Margot and other gifted children do not come into the world knowing these important skills. Even highly gifted children need to learn from their parents about virtuous habits, good manners, and how to get along with others. This is an important component of what we consider character development. The ingredients for teaching social intelligence include:

· Set a good example. There is nothing more powerful than teaching by quiet example.

· Make standards clear and expectations high, but not unreasonable.

· Talk about right and wrong. Don’t preach but rather hold Socratic dialogues with your gifted child.

· Avoid rescuing your child. Although it is tempting to want to solve your child’s problems, it robs your son or daughter of the opportunity to develop problem-solving skills, confidence and self-sufficiency.

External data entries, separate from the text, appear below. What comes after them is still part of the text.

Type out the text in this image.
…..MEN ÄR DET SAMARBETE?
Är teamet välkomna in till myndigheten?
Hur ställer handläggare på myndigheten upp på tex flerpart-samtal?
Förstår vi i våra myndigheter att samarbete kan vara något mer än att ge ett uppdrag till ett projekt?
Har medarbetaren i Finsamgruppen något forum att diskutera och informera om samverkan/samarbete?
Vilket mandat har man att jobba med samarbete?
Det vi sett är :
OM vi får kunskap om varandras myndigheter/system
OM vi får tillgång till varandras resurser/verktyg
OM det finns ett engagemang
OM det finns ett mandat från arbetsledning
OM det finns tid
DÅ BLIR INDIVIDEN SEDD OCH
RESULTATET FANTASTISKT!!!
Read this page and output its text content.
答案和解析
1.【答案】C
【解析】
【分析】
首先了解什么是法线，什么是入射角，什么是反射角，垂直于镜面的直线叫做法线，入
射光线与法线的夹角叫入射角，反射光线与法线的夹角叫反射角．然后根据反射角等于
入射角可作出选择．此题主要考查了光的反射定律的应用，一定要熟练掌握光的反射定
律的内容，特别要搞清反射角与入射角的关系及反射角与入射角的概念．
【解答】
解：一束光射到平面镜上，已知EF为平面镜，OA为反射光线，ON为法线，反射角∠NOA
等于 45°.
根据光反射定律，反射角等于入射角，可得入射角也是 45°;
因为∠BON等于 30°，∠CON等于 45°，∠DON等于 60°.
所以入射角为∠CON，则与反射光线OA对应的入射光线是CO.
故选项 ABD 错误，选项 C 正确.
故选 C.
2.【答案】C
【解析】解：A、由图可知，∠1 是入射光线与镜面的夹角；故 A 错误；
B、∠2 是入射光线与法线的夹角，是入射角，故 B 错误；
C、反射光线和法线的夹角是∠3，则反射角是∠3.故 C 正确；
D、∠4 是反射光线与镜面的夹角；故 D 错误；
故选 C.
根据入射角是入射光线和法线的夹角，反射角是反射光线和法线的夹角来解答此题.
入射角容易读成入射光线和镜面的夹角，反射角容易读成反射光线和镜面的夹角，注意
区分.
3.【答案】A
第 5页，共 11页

· Look for warning signs. The following behaviors may suggest that you need to give greater attention to your child’s social intelligence: acts like a poor loser, lacks confidence, plays too aggressively, doesn’t have a friend, upsets easily or quickly becomes angry, acts bossy, doesn’t share or respect others’ property, uncooperative, doesn’t do well in group situations, doesn’t respect authority, rarely compromises, shows little or no empathy for others’ feelings, acts discourteously. If you think that your gifted child is exhibiting one or more of these warning signs to a degree that is excessive, unreasonable, and/or adversely impacting upon their school, family or social life, consider seeking a professional consultation.


Although the great majority of gifted children enjoy better-than-average social adjustment, some gifted do experience stressful psychological problems. As a parent, you have the responsibility and opportunity to teach your gifted son or daughter a myriad of social skills to help him or her more successfully navigate the often turbulent social and emotional waters of childhood and adolescence. Encouraging social intelligence is one important parenting principle that provides your child with an important set of social skills that increases the likelihood that he or she will enjoy a rich, meaningful, and successful life.


Steven Pfeiffer is a professor in the Psychological Services in Education program in the Department of Educational Psychology and Learning Systems at Florida State University. Prior to attaining tenure at FSU, Dr. Pfeiffer was at Duke University, where he served as Executive Director of Duke’s internationally renowned Talent Identification Program for gifted students (TIP). Professor Pfeiffer is lead author of a new scale to identify multiple types of giftedness, the Gifted Rating Scales. He also coauthored the Devereux Scales of Mental Disorders and the Devereux Behavior Rating Scale-School Form and he recently co-edited a popular book for parents of young gifted children entitled Gifts: Recognizing and Nurturing Children’s Abilities. Dr. Pfeiffer maintains a private practice where he works with children, adolescents and families.